Scène des massacres de Scio

1824
Dante et Virgile aux enfers, dit aussi La Barque de Dante
Eugène Delacroix, 1822
Huile sur toile, 419 cm X 354 cm
Paris, Musée du Louvre, Denon 1 e étage Salle 77

Pour la liberté de la Grèce, opprimée par les Turcs, les romantiques, Byron en tête, se sont enflammés. C'est au Salon de 1824 que le jeune Delacroix, dont La Barque de Dante a fait sensation au Salon précédent, expose cet épisode cruel de la Guerre d'Indépendance grecque : la répression féroce du soulèvement de l'Ile de Scio en avril 1822. Dès cette date, Delacroix a l’idée de peindre un tableau sur ce thème qu’il abandonne au profit de La barque de Dante.

Le tableau, qui divise âprement la critique, est un manifeste du romantisme avec ses couleurs fastes, l'absence de centre de la composition, la hardiesse du dessin, l'ambiguïté assumée de la représentation et le costume exotique, la modernité du sujet, avec ses corollaires politiques (l'affranchissement des peuples).

Le tableau obtient la médaille de seconde classe. Il est acheté 6 000 francs, par l’État, pour être exposé ensuite au musée du Luxembourg.

Les costumes orientaux que Jules-Robert Auguste (1789-1850), dit M. Auguste, lui prête pour l’élaboration de son tableau, proviennent de la collection qu’il ramena de ses voyages, en Orient. Delacroix put également effectuer des recherches iconographiques à La Bibliothèque Nationale. Un carnet, conservé aux Départements des Arts graphiques du musée du Louvre et utilisé vers 1820-1825, mentionne la consultation d’un ouvrage de Claude-Étienne Savary (1750-1788), Lettres sur la Grèce, édité en 1788 ainsi que des croquis effectués d’après le livre de Rosset, Mœurs et coutumes turques et orientales dessinés dans le pays, en 1790.

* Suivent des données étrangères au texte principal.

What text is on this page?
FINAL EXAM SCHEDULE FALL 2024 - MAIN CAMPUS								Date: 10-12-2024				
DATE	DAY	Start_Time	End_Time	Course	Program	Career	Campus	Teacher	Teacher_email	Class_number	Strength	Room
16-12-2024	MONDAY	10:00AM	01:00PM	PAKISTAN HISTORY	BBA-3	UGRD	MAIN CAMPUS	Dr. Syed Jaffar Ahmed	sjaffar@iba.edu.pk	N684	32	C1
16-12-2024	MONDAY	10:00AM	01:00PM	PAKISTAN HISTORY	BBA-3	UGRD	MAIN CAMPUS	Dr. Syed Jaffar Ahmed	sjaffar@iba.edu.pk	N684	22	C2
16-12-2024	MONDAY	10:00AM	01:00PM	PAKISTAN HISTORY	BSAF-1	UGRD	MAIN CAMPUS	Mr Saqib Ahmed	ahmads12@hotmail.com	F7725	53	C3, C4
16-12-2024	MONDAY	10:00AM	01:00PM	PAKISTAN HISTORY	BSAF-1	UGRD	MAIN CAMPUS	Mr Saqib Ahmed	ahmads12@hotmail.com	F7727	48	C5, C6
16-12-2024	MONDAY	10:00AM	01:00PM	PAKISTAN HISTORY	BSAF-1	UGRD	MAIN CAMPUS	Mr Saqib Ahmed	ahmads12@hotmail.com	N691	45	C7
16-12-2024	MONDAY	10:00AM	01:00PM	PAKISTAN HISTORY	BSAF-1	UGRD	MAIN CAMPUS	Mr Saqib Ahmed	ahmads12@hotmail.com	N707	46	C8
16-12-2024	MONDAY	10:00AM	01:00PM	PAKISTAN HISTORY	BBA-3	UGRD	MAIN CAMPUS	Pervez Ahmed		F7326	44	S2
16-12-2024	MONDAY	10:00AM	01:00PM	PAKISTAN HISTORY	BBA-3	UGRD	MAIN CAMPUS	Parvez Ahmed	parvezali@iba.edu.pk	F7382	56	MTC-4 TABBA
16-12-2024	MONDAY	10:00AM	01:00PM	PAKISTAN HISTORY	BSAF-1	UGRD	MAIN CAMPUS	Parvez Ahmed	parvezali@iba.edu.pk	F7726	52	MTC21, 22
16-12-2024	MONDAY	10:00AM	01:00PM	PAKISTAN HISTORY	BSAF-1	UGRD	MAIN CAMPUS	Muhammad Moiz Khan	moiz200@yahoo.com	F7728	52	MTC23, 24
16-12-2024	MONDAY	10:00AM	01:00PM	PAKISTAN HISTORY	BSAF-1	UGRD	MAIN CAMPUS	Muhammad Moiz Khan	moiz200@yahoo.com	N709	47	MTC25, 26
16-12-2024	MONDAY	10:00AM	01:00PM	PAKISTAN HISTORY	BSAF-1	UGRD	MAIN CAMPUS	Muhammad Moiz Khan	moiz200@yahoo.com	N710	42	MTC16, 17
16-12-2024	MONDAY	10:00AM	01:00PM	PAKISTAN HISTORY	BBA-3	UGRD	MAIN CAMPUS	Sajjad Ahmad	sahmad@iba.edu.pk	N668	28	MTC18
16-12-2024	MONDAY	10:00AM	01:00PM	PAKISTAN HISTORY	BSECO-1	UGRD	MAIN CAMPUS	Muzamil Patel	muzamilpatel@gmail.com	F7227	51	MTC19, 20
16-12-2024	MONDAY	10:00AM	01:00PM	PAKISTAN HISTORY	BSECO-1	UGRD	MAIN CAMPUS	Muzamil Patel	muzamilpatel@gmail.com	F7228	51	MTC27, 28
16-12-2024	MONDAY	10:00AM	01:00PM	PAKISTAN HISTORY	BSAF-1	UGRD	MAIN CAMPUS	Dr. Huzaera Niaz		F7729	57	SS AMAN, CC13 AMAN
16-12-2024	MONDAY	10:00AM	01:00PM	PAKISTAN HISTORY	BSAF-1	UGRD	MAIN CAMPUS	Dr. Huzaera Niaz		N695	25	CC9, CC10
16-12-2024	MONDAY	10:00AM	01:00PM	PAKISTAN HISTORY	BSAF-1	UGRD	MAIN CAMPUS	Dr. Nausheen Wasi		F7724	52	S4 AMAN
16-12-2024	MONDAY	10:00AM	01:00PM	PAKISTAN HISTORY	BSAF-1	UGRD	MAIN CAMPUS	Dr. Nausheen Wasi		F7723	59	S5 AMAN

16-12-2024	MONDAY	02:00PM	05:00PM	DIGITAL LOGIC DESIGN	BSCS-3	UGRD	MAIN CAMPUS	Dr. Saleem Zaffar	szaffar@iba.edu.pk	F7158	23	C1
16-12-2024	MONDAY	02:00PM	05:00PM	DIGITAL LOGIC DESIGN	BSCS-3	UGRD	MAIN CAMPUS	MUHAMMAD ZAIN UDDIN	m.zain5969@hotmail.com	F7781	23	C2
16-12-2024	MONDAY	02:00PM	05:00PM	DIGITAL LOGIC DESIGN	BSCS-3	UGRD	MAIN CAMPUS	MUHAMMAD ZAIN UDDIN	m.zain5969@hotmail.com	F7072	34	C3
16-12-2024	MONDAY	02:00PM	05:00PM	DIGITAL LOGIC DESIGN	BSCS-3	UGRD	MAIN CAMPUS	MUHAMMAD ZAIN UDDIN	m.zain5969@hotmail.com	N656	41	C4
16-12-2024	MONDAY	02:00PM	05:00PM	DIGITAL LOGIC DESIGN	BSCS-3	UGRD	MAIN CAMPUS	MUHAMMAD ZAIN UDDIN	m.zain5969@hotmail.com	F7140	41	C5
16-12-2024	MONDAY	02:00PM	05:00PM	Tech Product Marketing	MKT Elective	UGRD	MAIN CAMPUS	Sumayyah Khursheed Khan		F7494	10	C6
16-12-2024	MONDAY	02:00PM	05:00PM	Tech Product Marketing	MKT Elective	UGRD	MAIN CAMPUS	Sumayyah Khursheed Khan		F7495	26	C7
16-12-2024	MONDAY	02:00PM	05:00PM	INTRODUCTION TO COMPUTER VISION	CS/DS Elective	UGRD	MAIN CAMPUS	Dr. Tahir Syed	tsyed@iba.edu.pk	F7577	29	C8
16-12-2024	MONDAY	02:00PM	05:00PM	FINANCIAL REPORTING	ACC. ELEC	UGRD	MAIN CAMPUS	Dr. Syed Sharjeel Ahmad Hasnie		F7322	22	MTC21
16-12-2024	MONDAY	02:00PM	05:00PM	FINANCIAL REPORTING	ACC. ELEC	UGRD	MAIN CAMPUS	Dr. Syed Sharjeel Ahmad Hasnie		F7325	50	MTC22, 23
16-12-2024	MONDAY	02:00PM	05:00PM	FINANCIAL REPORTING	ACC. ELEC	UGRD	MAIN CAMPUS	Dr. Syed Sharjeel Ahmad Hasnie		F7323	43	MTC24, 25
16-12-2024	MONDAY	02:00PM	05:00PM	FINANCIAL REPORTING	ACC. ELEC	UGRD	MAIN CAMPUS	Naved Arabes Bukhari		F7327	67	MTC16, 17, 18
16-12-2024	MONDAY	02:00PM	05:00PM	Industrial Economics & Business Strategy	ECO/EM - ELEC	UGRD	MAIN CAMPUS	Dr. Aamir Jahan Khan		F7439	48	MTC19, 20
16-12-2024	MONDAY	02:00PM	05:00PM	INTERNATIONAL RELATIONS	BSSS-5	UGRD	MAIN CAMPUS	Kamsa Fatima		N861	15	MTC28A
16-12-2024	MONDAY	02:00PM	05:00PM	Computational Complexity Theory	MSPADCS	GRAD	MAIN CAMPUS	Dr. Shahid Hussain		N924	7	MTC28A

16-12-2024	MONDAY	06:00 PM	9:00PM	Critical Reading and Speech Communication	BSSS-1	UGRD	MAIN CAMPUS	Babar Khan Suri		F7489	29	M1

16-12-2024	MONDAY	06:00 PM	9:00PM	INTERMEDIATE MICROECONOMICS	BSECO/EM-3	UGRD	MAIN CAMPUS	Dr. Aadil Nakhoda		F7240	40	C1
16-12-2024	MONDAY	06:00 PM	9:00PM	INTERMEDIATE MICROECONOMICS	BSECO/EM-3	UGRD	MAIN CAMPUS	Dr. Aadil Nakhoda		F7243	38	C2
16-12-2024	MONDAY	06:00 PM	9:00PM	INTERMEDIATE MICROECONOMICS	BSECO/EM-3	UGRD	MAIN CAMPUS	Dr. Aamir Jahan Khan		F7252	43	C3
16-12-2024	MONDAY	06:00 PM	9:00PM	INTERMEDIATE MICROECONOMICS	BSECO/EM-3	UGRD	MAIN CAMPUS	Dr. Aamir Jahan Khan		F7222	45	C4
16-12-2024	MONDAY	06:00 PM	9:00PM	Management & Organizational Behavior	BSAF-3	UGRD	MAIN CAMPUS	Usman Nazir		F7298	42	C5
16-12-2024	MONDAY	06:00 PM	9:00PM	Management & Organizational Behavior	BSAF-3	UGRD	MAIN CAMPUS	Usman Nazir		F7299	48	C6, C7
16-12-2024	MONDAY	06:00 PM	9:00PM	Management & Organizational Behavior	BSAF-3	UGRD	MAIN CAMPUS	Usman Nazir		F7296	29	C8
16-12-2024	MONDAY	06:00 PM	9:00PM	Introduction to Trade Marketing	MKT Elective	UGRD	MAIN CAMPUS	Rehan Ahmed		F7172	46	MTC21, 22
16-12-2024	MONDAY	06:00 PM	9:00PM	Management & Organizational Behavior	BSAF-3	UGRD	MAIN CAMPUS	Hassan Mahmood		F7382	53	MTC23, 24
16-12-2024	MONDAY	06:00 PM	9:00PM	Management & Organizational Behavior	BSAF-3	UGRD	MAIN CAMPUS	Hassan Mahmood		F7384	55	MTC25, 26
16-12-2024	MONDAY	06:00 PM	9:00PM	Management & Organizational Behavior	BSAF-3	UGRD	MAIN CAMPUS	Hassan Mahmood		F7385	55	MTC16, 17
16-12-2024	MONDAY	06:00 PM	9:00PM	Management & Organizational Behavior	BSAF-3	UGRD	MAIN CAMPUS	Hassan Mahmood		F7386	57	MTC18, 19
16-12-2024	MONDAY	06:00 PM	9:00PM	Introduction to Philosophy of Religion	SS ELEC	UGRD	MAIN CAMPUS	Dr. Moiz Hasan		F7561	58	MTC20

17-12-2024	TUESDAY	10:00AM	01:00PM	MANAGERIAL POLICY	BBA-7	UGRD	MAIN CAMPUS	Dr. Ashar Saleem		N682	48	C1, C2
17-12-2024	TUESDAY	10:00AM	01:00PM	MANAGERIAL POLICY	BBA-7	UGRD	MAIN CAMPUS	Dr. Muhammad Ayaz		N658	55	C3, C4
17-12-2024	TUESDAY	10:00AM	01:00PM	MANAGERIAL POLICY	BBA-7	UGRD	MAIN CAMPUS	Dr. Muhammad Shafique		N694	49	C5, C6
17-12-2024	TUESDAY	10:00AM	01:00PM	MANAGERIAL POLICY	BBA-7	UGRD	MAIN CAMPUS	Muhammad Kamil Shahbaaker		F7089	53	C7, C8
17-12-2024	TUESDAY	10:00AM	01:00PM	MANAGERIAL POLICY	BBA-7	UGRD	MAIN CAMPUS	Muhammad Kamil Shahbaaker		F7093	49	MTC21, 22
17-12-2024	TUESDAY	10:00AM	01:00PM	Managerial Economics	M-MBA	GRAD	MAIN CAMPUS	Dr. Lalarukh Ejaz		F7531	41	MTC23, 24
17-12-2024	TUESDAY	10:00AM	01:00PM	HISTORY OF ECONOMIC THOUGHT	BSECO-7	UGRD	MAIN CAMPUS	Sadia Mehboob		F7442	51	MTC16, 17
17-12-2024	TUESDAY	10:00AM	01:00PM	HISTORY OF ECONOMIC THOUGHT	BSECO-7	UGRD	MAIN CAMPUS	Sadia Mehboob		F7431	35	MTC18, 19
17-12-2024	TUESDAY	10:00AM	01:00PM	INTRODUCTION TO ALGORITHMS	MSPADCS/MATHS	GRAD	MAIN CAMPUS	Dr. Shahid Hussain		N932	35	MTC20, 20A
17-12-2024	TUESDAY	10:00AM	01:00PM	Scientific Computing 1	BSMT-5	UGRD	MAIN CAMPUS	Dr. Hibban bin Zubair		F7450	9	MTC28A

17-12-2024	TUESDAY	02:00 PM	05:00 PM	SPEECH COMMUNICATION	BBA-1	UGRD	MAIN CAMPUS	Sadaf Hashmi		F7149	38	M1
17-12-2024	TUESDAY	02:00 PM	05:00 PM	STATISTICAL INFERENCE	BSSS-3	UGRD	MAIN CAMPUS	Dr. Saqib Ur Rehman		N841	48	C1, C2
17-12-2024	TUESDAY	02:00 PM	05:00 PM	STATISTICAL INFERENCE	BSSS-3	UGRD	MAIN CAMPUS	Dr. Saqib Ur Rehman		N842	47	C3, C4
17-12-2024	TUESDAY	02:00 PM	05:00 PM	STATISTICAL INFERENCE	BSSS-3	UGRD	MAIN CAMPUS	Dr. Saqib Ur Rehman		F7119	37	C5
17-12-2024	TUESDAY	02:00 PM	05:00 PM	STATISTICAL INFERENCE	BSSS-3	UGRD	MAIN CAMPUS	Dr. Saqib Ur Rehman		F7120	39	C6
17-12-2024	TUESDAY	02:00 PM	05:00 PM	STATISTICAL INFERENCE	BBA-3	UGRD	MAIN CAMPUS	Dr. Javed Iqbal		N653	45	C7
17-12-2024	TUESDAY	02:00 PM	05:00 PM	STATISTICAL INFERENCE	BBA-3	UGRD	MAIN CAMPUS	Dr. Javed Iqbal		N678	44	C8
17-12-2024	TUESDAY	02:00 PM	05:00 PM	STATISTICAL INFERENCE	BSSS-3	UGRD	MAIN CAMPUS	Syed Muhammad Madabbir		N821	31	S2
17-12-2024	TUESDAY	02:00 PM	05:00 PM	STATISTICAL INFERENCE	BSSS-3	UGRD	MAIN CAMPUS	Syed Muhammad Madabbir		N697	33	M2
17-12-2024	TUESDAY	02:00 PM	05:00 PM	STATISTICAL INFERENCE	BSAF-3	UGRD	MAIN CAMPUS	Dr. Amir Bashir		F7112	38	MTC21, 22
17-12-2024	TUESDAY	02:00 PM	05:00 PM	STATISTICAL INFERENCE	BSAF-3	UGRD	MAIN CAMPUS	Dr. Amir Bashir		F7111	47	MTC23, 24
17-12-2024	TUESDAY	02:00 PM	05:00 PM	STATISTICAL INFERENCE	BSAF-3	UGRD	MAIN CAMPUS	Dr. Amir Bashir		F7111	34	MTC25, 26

M. Auguste, ancien sculpteur devenu aquarelliste et pastelliste, a rapporté de ses voyages en Grèce, Égypte, Asie Mineure et Maroc de remarquables études et toutes une série d’objets : étoffes, costumes, armes et bibelots divers. Il est considéré comme l’initiateur de l’Orientalisme, en France. Son influence sur Delacroix et son art est très forte, surtout entre 1824 et 1832, date de son voyage en Afrique du Nord. C’est avec des œuvres, comme Les Massacres de Scio et le La Grèce sur les ruines de Missolonghi (1826, musée des Beaux-Arts de Bordeaux), toutes les deux tirés d'évènements contemporains, que Delacroix participa au mouvement philhellène.

Son tableau fut durement accueilli par les critiques, par la majorité des artistes et par le public. Bien que Gros ait apprécié La barque de Dante, il jugea Les Massacres de Scio, avec sévérité, en affirmant qu’il s’agissait du « Massacre de la peinture ! ». Certains critiques, tout en signalant l’influence des Pestiférés de Jaffa de Gros, écrivirent qu’il avait « Mal lavé la palette de Gros ». Cependant, Delacroix eut aussi des défenseurs. Dans Le Constitutionnel, Thiers écrivit : « M. Delacroix […] a prouvé un grand talent, et il a levé des doutes en faisant succéder le tableau des Grecs à celui de Dante ».

Entre 1823 et 1825, il peint plusieurs tableaux de Grecs en costume de palikares (soldats grecs combattant les Turcs pendant la Guerre d’indépendance) et des Turcs, dont certains ont pu être utilisés pour Les Massacres de Scio. Lors du Salon Officiel, Delacroix eut l’occasion de voir des peintures de John Constable que son marchand Arrowssmith présentait, notamment La Charrette à foin (1821, National Gallery de Londres), récompensée par la médaille d’or. Une anecdote veut qu’après avoir vu cette toile, il décida de refaire le ciel des Massacres de Scio, après en avoir demandé la permission au comte de Forbin (1777-1841), directeur des musées.